In Spartacus I use 0x88-style capture tests to generate the captures. The advantage is that I can generate captures victim by victim, in MVV order, so that when I have a quick cutoff, I don't even have to generate all captures. I did not pick that system primarily for efficiency, but because the idea that in a future version I would have incrementally-updated attack maps around, where generating captures to a given square would just be a matter of consulting the table.

But to my surprise it is quite competitive in itself. For normal Chess, for instance, generating moves with a Knight from the square it is on requires you to look into 8 directions, probing the board to see if you capture something. Doing the captures 'retrograde', you have to run through 16 possible victims, testing each of them for a 0x88 match with that same Knight. That seems more work, but in a very large fraction of the cases captures on Pawns are futile, so they would never been done even in all-nodes, and that reduces you to 8 victims already. Then the number of tests is equal, but the 0x88 test is slightly more expensive than testing the board. (It requires memory accesses to get the position and capture mask of the potential attacker, and needs to consult the 0x88 table as well, while probing the board for an opponent piece was just a single memory access.) But you make up for that in two ways: often you have a cutoff after considering the first target (if it was a fat one), and you save a lot on sorting the captures. To get MVV/LVA you would only have to sort when there are multiple targets of the same value (and you actually get to them), and the total number of captures on them is usually very small. Sorting is usually a quadratic process, so only having to sort LVA order on captures to equal victims can really save a lot.

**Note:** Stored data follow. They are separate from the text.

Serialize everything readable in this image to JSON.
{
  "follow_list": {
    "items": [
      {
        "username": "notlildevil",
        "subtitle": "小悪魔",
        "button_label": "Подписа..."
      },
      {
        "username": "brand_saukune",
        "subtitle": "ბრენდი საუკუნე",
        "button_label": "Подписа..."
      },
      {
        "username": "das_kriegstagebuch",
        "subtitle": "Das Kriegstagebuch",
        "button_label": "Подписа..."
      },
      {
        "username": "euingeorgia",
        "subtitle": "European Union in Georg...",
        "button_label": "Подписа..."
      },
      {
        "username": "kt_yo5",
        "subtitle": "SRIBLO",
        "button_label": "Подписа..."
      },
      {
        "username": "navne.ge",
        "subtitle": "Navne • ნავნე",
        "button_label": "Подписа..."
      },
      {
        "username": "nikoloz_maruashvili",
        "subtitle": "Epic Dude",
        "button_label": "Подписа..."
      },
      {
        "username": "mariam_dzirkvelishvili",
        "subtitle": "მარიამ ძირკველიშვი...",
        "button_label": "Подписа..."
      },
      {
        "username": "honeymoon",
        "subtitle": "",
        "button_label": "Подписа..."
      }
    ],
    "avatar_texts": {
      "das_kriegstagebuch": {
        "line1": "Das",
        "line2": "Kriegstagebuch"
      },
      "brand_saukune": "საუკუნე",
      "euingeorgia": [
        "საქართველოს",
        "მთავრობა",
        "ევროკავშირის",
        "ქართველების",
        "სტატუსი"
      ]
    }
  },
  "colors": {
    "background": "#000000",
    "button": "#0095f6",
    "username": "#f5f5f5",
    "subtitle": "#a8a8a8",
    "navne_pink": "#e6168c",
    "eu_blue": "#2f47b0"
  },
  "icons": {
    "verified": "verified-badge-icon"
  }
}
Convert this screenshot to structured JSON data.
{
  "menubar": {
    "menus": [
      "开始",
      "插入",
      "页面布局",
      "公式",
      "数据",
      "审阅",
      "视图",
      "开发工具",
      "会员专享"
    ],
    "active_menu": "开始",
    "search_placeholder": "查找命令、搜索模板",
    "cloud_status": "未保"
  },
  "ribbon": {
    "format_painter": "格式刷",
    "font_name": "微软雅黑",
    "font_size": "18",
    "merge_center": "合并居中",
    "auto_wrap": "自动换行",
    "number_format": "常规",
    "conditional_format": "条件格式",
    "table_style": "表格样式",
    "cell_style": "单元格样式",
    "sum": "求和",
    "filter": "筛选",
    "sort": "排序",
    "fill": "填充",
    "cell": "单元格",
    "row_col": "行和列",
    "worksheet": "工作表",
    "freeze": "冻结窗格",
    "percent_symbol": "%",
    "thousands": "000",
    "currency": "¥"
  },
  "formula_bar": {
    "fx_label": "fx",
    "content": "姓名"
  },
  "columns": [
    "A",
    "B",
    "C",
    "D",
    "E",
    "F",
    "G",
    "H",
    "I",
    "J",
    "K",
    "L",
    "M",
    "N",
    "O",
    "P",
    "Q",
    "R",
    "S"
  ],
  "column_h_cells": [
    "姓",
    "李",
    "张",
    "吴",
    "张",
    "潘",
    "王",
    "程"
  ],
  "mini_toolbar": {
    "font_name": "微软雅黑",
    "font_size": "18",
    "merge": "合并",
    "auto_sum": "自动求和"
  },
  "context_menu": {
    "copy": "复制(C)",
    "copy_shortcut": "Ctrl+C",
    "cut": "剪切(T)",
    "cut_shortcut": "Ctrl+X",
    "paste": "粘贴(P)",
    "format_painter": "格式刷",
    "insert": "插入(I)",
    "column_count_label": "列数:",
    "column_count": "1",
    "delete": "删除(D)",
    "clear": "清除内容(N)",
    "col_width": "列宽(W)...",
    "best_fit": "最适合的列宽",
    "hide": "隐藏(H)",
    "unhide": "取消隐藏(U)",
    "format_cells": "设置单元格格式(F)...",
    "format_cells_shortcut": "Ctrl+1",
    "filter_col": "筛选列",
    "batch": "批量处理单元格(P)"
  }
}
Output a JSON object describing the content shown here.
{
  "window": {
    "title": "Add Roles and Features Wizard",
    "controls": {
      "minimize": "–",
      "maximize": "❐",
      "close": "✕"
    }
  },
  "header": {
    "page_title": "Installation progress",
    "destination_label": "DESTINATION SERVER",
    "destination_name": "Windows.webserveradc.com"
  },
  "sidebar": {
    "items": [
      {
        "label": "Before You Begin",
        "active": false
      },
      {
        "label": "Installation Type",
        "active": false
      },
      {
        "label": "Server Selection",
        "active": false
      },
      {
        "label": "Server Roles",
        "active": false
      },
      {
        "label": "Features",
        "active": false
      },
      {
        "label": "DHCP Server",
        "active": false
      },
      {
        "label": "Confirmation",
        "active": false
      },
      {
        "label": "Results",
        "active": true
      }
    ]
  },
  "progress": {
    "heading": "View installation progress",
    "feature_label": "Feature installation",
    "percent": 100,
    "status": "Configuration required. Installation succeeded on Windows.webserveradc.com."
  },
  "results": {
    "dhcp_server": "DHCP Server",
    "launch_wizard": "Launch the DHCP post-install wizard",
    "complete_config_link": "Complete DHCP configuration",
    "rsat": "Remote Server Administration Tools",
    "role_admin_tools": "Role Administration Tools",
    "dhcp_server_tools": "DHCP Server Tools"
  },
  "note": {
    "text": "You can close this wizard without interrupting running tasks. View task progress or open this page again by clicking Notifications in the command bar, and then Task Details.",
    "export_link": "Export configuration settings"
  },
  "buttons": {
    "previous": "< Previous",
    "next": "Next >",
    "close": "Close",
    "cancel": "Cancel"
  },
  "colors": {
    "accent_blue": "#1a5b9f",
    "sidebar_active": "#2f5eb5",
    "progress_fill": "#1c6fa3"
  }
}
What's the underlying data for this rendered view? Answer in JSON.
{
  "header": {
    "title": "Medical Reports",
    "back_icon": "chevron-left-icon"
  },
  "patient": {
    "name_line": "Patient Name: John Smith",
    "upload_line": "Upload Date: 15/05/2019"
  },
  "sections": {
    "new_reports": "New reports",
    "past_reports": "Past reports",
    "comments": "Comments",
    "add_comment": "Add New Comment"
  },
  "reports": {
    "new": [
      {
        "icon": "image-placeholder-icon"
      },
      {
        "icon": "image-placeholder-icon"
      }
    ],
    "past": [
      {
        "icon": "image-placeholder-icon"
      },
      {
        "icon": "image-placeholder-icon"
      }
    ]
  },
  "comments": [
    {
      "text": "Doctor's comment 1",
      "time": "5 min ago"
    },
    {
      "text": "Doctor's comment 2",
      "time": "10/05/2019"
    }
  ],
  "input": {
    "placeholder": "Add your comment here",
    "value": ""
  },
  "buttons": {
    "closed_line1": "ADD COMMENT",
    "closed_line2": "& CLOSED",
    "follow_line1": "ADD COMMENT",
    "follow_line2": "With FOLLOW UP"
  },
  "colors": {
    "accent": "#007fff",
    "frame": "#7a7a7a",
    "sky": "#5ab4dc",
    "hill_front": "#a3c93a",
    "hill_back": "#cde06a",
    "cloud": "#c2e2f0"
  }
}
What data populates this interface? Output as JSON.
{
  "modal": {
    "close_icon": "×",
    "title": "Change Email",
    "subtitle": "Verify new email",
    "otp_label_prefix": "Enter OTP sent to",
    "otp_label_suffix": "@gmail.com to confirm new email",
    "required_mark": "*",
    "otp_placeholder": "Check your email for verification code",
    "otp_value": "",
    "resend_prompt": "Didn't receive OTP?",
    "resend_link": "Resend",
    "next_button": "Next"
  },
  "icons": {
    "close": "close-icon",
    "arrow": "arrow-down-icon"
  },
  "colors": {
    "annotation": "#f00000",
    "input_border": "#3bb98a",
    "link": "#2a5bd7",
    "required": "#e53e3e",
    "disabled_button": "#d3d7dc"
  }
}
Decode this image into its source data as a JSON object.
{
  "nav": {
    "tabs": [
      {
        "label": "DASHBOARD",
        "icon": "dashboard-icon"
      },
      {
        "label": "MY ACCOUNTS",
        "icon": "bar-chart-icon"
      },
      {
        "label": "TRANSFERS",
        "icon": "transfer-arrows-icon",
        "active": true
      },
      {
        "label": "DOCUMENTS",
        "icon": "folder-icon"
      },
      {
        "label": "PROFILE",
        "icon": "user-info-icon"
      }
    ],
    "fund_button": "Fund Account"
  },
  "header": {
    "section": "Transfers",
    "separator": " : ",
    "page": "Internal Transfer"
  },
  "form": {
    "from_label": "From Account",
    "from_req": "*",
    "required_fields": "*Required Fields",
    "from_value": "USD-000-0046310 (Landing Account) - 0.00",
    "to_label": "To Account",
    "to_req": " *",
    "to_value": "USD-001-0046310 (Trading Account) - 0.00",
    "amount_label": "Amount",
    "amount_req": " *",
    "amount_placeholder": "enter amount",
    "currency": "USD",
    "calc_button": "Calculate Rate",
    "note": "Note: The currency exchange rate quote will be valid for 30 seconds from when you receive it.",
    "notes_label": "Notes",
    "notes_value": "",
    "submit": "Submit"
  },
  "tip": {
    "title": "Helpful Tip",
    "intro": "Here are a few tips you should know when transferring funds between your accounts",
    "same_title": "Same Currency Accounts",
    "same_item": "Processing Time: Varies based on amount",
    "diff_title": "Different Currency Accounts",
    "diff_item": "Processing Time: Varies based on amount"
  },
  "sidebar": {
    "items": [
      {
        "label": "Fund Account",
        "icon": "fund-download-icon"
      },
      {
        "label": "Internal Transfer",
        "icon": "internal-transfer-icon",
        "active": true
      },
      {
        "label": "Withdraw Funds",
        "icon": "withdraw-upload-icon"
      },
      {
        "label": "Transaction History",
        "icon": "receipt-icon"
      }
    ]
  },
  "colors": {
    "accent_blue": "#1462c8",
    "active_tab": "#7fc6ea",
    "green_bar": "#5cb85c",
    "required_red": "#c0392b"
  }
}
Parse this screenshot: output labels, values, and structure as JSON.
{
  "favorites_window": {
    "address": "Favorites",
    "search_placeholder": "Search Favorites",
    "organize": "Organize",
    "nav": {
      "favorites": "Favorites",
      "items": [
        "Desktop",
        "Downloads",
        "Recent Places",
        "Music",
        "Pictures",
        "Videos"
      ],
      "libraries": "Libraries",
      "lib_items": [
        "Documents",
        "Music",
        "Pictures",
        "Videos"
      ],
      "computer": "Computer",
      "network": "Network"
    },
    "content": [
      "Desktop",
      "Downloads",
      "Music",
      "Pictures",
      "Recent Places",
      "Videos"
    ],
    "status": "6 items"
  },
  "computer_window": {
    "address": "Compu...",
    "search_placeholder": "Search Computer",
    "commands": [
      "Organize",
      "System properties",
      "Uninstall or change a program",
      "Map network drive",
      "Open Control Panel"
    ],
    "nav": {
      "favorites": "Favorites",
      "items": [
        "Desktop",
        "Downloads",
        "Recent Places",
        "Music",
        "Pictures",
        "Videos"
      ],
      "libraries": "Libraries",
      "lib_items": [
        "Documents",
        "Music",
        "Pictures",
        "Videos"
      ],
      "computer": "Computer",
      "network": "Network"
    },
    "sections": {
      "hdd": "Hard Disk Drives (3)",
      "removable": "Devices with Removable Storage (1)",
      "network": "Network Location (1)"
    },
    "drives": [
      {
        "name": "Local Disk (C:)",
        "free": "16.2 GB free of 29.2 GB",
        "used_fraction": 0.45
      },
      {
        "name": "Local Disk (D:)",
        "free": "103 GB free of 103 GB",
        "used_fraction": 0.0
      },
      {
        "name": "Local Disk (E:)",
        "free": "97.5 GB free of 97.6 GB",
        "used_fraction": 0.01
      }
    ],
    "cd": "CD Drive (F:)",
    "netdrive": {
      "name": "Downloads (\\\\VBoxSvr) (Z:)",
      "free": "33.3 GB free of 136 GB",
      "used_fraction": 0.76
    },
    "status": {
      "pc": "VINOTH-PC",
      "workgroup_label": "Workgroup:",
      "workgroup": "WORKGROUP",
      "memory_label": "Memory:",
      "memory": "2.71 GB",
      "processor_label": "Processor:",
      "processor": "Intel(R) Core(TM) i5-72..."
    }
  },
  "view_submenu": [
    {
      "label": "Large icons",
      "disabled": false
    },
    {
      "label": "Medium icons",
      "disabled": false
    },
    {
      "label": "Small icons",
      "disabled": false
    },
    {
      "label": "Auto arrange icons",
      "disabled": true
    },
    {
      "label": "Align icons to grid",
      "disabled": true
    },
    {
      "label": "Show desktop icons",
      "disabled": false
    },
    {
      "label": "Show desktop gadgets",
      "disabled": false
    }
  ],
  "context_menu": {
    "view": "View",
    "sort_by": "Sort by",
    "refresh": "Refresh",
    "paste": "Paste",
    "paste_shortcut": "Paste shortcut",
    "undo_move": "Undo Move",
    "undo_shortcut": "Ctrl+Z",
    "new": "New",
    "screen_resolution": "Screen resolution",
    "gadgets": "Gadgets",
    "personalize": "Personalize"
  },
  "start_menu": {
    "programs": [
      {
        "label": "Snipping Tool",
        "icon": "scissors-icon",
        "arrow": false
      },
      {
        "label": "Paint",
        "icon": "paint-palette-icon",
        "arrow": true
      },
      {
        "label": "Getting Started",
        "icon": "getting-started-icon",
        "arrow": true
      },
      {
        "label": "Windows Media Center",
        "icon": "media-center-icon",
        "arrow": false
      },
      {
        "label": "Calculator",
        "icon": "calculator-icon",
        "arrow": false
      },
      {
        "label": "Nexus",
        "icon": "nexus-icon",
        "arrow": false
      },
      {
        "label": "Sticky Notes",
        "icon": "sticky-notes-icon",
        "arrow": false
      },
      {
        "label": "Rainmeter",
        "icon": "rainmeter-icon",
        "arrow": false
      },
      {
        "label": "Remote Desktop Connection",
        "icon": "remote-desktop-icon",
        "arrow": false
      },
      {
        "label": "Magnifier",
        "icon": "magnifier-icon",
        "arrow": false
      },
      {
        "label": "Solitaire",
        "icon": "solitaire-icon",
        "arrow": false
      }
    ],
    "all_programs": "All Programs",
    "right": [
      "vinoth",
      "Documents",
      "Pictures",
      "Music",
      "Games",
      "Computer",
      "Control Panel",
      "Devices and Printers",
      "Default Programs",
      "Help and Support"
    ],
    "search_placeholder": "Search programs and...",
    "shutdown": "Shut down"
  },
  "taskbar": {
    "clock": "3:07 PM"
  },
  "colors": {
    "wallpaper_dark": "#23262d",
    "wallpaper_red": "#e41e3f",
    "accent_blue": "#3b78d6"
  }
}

And of course as the board occupancy thins, you start to gain big: the Knight would always continue to have 8 moves, there would just be an ever dwindling chance to actually find something on the 8 board squares you have to probe. But the piece list gets shorter and shorter, so the number of 0x88 tests you have to do even in an all-node decreases quadratically. (It is the product of victims x (non-Pawn attackers + 2), as you test the Pawns of course not from the list but by probing the board.)
Mincho Georgiev
Posts: 454
Joined: Sat Apr 04, 2009 6:44 pm
Location: Bulgaria

Re: CheckEvasions - reasons to use

Post by Mincho Georgiev »

One of the main reasons to generate only evasions is to use their count. Whether you are going to use them for extensions, reduction or something else is a matter of choice. And whether or not they are useful is another subject.